If you prefer using an app, there are many money management systems to choose from. Start by checking with your preferred financial institution—many offer budgeting systems within their own app or online banking site. If your credit union or bank doesn’t offer this perk or you don’t like the way it works, check out popular apps like Mint, You Need a Budget, Goodbudget and Personal Capital.

 

These apps are all a little different, providing everything from a simplified budgeting snapshot to a more robust budgeting and credit monitoring tool. Some use zero-based budgeting and some use shared envelope budgeting. Research the apps you’re interested in to find the one that’s right for you.

 

Don’t be afraid to change apps if it’s not working for you. It’s important to find the right fit so you’re more likely to stick with a system and reap the financial benefits. It’s also important to make sure you’re using the right checking account. There are a lot of different account options out there—choose something that works the way you like to work or gives you perks you’ll actually use.

 
How do you balance your checking account?

This chore used to involve waiting for the monthly bank statement to arrive by mail and then sitting down to compare it to the check register, hoping you came up with the same balance. Now, the intent is the same, but the process is a little different. Here is a list of the steps to balance your account:

  1. Start with your current available balance. Record this number at the top of your spreadsheet.
     

  2. Record your pending transactions. These are debits and credits that you know you have made but they haven’t cleared your account yet. Include the date and a brief description. If it’s a check, record the check number as well. Example: 7/7/2021  |   Nan’s Market   |   Groceries   |   $42.39
     

  3. Do the math. For each debit, subtract the amount from the available balance and record the new balance. For the credits (deposits), add that amount to the balance. Continue like this until you’ve recorded all transactions.
     

  4. Don’t forget! Be sure to include fees paid, interest earned and transactions from other sources tied to your account like Venmo and PayPal.
     

  5. Compare. Log in to your account and compare the balance with your own records.

 
What do you do if your records don’t match with your financial institution’s?

If you’re out of balance, you’ll have to compare the activity, line by line, to see where the discrepancy is. Maybe you forgot a transaction, transposed some numbers. Go back to the last time your account was balanced and start from there.

 
How to de-stress your checking account

After you’ve figured out how to best track your spending, there are two more steps to maximizing your checking account:

  1. Automate it! Set up automated transfers wherever you can. Consider opening another checking account at the same financial institution. Name it “Bills” or “Household” or whatever works for you. Add up all your recurring bills and set up an automated transfer in that amount to this account.

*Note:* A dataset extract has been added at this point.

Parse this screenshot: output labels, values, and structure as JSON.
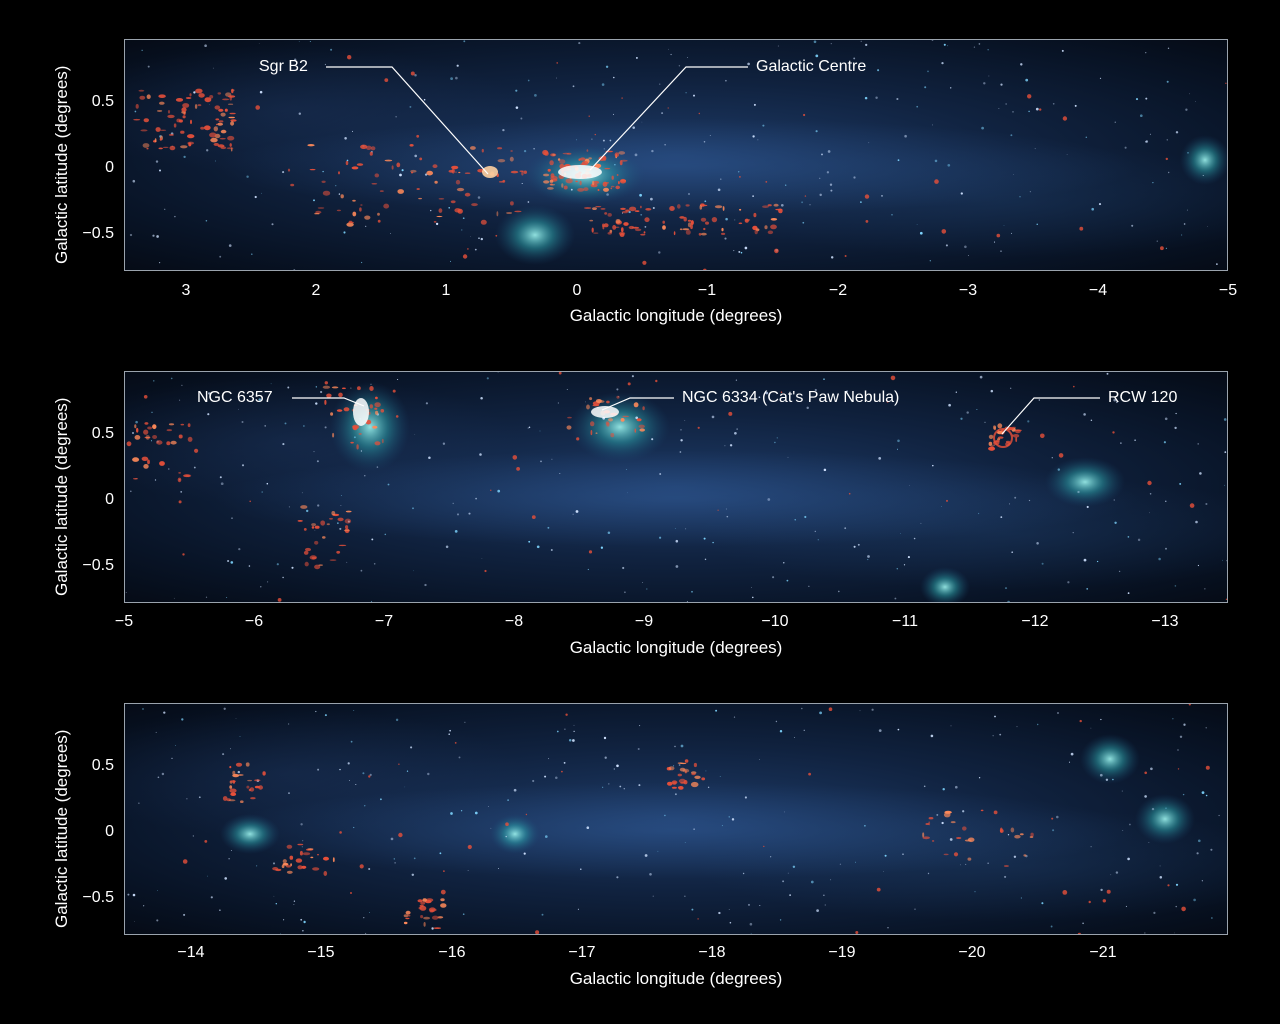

Then you know your bills are covered. You can even add in a little cushion—you know, just in case you needed to use the A/C a little more than usual.

     

    If you’re good about reviewing your checking account often, set up automated payments. That’s just one more step you won’t have to remember to do and can help you avoid on late fees.
     

  2. Set up notifications and alerts. Most financial institution apps and money-management apps have the option of setting up notifications and alerts. There are several different options—low balance, any purchase over a set amount and loan payment reminders, just to name a few. These alerts help you stay in touch with your account when you’re not actually looking at it. 

     

    Imagine getting a notification for a purchase you didn’t make. Without the notification, you may not become aware of the fraud until you log in three weeks later—think of the damage that could be done!